Il faut lever son chapeau devant Christian Dufour pour son intervention à l’émission de Christiane Charrette (1er mars) et [son texte dans Le Devoir (5 mars)->35738] dénonçant comme « mesure excessive et dangereuse » la décision du gouvernement Charest de bilinguiser intégralement la 6e année.
On salue en particulier les propos suivants :
« Joue également une idéologie du bilinguisme intolérante qui, indépendamment de la réalité québécoise et des contraintes de notre environnement nord-américain, veut imposer une nouvelle norme; désormais TOUS les Québécois doivent être bilingues par principe sous peine de ne pas être mondialisés, modernes et ouverts. Ne parler que le français devient la marque d’un statut inférieur ».
Avec raison, Dufour a souligné l’impact dévastateur d’une telle mesure sur les jeunes francophones et les jeunes issus de l’immigration dans l’environnement déjà fortement bilingue de Montréal et de l’Outaouais.

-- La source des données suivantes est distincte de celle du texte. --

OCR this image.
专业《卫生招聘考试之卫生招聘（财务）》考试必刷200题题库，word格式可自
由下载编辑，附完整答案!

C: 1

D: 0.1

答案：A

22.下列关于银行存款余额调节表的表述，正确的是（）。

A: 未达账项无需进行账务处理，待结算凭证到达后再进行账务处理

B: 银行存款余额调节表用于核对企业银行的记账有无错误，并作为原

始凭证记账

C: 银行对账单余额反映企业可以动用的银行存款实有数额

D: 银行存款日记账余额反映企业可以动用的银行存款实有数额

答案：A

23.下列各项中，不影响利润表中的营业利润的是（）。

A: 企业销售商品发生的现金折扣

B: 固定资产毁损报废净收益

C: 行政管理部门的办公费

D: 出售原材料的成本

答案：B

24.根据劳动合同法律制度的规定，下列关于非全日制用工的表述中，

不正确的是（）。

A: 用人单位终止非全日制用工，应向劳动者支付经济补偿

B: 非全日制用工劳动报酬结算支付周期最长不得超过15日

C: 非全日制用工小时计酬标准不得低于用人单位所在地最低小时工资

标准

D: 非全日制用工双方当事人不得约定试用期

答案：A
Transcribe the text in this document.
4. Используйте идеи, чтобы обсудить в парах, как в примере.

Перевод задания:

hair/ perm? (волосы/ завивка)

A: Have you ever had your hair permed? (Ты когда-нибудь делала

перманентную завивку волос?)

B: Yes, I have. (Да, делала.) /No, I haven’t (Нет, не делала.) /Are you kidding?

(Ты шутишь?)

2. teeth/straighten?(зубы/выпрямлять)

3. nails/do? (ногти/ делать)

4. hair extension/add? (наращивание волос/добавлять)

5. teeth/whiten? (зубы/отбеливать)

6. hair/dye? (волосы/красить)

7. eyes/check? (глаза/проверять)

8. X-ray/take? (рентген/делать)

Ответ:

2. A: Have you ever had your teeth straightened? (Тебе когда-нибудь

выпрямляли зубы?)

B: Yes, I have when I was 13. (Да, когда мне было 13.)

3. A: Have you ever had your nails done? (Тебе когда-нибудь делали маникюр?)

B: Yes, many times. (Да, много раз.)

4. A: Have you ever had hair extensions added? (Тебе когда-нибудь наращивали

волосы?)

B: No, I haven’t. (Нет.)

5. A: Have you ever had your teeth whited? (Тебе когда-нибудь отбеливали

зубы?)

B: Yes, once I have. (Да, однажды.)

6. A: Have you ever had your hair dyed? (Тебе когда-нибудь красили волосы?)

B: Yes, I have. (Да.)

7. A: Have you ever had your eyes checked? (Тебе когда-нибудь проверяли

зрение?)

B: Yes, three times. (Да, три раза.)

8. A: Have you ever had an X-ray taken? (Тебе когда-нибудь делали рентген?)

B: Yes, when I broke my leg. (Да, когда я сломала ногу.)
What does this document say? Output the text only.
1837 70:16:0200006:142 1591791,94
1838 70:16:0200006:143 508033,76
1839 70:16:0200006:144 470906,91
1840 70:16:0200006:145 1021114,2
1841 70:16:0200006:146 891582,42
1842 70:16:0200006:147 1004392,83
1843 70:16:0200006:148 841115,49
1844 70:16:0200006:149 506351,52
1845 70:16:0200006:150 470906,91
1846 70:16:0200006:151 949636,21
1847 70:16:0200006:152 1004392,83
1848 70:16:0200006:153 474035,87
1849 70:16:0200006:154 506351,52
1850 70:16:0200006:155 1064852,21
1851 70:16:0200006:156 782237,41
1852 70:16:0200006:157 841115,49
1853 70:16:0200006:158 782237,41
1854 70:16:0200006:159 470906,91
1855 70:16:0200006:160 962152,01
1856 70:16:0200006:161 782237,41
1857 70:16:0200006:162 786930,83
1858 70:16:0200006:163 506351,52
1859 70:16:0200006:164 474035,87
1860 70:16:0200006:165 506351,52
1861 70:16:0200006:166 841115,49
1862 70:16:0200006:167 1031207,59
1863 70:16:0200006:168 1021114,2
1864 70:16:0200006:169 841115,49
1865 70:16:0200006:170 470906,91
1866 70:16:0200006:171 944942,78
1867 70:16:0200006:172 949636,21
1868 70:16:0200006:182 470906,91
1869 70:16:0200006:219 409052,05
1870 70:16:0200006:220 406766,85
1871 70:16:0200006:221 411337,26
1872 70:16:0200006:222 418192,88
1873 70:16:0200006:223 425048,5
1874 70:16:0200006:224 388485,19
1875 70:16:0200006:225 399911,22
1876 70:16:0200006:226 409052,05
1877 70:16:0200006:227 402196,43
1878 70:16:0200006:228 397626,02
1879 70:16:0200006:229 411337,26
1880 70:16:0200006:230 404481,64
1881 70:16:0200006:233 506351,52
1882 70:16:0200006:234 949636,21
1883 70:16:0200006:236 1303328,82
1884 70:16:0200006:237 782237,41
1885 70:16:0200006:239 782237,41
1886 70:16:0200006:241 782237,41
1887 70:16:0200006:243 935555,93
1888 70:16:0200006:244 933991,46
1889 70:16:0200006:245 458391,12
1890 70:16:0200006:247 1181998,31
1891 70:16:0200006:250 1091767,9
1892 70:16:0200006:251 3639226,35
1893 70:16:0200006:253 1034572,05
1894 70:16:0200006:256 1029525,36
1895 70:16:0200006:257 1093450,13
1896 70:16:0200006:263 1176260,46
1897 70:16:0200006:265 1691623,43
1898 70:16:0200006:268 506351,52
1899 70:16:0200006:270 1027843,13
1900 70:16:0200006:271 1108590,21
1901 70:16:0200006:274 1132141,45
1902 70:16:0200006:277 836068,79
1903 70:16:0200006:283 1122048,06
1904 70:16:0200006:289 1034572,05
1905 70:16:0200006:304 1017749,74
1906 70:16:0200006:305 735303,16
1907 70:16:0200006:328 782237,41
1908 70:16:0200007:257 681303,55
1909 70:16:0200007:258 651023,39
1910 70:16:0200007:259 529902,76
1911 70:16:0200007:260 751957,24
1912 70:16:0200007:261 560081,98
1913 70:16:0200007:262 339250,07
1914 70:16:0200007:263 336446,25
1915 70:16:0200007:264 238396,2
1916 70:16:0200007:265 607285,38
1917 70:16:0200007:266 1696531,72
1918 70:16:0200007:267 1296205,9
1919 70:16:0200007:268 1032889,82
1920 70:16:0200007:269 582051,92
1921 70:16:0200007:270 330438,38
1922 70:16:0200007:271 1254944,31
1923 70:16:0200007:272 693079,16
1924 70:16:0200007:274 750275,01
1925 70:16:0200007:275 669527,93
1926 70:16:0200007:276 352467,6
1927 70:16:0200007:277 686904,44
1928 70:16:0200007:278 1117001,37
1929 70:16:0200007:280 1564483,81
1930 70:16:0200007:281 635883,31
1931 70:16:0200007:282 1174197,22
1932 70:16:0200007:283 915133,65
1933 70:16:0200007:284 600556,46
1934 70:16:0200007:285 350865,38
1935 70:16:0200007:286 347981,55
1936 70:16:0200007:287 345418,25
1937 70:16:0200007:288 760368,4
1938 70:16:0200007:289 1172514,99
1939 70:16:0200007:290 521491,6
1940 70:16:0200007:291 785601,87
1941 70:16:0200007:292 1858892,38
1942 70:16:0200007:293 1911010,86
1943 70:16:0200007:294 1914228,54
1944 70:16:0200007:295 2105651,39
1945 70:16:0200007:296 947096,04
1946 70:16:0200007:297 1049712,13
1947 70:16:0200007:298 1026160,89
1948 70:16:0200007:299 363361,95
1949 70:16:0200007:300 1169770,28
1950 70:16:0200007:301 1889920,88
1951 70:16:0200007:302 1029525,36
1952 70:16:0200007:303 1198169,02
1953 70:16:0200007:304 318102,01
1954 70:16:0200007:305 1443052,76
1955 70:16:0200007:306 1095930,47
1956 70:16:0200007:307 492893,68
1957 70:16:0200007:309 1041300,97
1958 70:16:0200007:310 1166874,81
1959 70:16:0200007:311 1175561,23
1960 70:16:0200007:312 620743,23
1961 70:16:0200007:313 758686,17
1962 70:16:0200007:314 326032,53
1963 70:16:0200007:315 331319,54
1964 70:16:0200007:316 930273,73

Le premier ministre Charest a déclaré qu’une telle mesure aurait pour résultat de réduire le nombre d’inscriptions des jeunes francophones et allophones au cégep anglais, parce qu’ils auraient déjà une maîtrise de l’anglais. C’est tout le contraire qui va se produire.
Les études de l’Irfa ont démontré que ces jeunes ne s’inscrivaient pas au cégep anglais pour apprendre la langue, mais qu’au contraire cette démarche s’inscrivait dans un parcours où les prochaines étapes étaient l’université anglaise et un emploi en anglais.
Dufour doit aller plus loin
Nous avons levé notre chapeau à Dufour, mais nous aimerions faire plus : le lui lancer pour marquer notre complète approbation! Cependant, nous jugeons que la portée de sa critique est affaiblie par son adhésion au principe de la « nette prédominance du français ».
Ce principe, indéfinissable (qu’est-ce qu’une « nette prédominance »? 60%? 70%?) et indéfendable, est absent de la Charte de la langue française, dont les deux principes de base sont le français, langue officielle, et le français, langue commune.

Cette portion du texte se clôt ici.